As of September 29 at 10 a.m., Lorraine McCalebb will be homeless. McCallebb, who lives in one of the Housing Authority of New Orleans' (HANO) "scattered site" (non-development) public buildings in Algiers was officially ordered out of her home, where she now lives with her daughter and grandchild, following an eviction hearing on September 27 in Judge Mary "KK" Norman's courtroom in New Orleans Second City Court.
"I don't know where I'm going to go," said a flustered McCalebb after leaving court yesterday.
McCalebb, who has been appearing at HANO and City Council meetings to protest her eviction, had a throng of witnesses at her side to dispute the eviction, which Norman had dismissed at an earlier hearing in August after HANO's attorney did not appear on time, according to courtroom statements from Norman and HANO lawyer Tammie Jackson.
McCalebb and Eloise Williams, a longtime community activist who came to court on her behalf, say HANO has mishandled the eviction, citing apparent inconsistencies between McCalebb's August and September court summonses. McCalebb also says that the agency refused to give her additional time to vacate her home in retaliation for speaking publicly about the issues surrounding her eviction. HANO officials deny both allegations.
"If you go over these documents, you'll find all kinds of fraud," Williams said in court yesterday.
McCalebb had been living in her current home and a nearby scattered site building since 2007 at a rental rate of $50 per month. When her daughter got a job last March, she did not immediately report the new income to the agency. When she did in June, McCalebb signed a new lease at a rate of $329 per month, retroactively payable from April.

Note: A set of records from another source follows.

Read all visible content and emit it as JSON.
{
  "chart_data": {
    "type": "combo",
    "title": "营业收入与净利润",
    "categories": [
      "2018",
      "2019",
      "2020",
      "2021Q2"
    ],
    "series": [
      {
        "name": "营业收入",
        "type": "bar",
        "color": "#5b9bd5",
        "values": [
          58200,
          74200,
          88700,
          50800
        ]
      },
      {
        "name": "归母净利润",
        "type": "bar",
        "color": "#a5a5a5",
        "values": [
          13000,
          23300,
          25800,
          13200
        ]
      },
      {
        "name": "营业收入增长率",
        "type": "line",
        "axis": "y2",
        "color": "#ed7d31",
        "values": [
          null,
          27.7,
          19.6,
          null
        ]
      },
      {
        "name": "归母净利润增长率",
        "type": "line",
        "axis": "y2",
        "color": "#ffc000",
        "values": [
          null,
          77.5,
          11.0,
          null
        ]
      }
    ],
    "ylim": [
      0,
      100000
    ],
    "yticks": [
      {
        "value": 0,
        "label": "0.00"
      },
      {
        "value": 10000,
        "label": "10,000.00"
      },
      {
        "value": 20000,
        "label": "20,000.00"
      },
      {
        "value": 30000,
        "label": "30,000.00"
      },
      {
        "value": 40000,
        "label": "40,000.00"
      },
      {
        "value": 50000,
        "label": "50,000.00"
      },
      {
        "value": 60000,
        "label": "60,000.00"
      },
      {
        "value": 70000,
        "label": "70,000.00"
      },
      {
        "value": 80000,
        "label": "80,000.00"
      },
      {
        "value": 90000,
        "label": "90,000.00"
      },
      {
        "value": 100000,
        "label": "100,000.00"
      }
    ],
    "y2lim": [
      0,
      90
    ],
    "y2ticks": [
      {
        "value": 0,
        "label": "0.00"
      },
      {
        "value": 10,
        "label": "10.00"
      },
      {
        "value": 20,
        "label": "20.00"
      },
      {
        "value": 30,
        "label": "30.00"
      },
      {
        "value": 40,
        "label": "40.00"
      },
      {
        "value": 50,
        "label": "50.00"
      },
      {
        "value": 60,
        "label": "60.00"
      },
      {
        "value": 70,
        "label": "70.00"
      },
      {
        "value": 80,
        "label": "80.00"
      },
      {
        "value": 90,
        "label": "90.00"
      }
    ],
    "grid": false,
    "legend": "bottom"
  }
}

Soon after signing the lease, though, claims McCallebb, she claims discovered an error. HANO, she says, was counting $131 per month she receives from the US Department of Housing and Urban Development utility payment reimbursements as income. And that error, again this is her claim, is why she has not to this point paid her rent.
In August, she received an eviction notice, which McCalebb provided Gambit, from HANO at the $329 rate, or a total of $1,341 for April 1-July 31.
McCalebb's court date was on August 16, but Norman dismissed it when HANO's attorney Tammie Jackson failed to appear on time. Court begins at 10 a.m.
"I was here at 10:11," Jackson told Norman yesterday.
Norman dismissed the case, sought advice from Southeast Louisiana Legal Services, and attended the August and September HANO Board of Commissioners meetings, as well as last week's City Council regular meeting, to dispute the eviction, which, again she argued, was based on an erroneous rental rate.
Then, in September, HANO appears to have admitted its error, albeit in the form of another eviction notice rather than what McCalebb was hoping for — an offer to work out a payment plan at the new, correct rent. The notice was now amended to $198 (which is $329 minus $131, the amount of McCalebb's utility reimbursement) for April 1-August 31, a total of $1,433.
Asked why HANO was demanding another immediate eviction despite the fact that its own court filing appeared to demonstrate that HANO had realized its mistake, agency spokeswoman Lesley Eugene said that Judge Norman did not see it that way.
"We can't discuss anything in this case because she has a confidentiality clause in her contract with HANO," Eugene said. Known as a right of privacy clause, it prohibits the agency from discussing the details of any tenant's contract. "What I can share, because it's gone through the court, the judge didn't find any evidence that HANO committed an error."
She also said that McCalebb was rightly evicted. However one looks at it, she wasn't paying her rent.
"This is the same thing as any rental contract between any tenant and any private landlord," Eugene said. "Ms. McCalebb had a responsibility to pay her rent and properly report her income. She did not do that."
The other thing she didn't do was accept the agency's help, Eugene said. After she attended the board meetings, HANO Administrative Receiver David Gilmore advised that, first, she meet with a member of the agency's senior staff to discuss her problem and, second, seek out legal representation.
"It's my understanding that she did neither," Eugene said.
McCalebb, who is planning on moving tomorrow morning, told Gambit she believes that she was given such a short time to vacate in retaliation for her public outspokenness about the agency.
During her hearing, Jackson initially wanted to give McCalebb only 24 hours to vacate, even as one of McCalebb's witnesses, Ivan Williams, offered to pay the delinquent amount (now more than $1,600) out of his own pocket if she could be allowed to remain in her home for a few more weeks. Jackson refused, saying that "Ms. McCalebb has shown up at board meetings and seriously misrepresented me and HANO."
Eugene, speaking on behalf of Jackson, denied that statement, or at the very least denied that the statement was given as a justification for HANO's actions.
"That absolutely did not happen as far as [Jackson] was concerned," Eugene said, adding that it is every tenant's right to attend and speak at HANO meetings.
Eugene gave the following statement from HANO Administrative Receiver David Gilmore: "HANO doesn't evict people based on their attendance at a board meeting."
"That's not what HANO is about," Eugene said.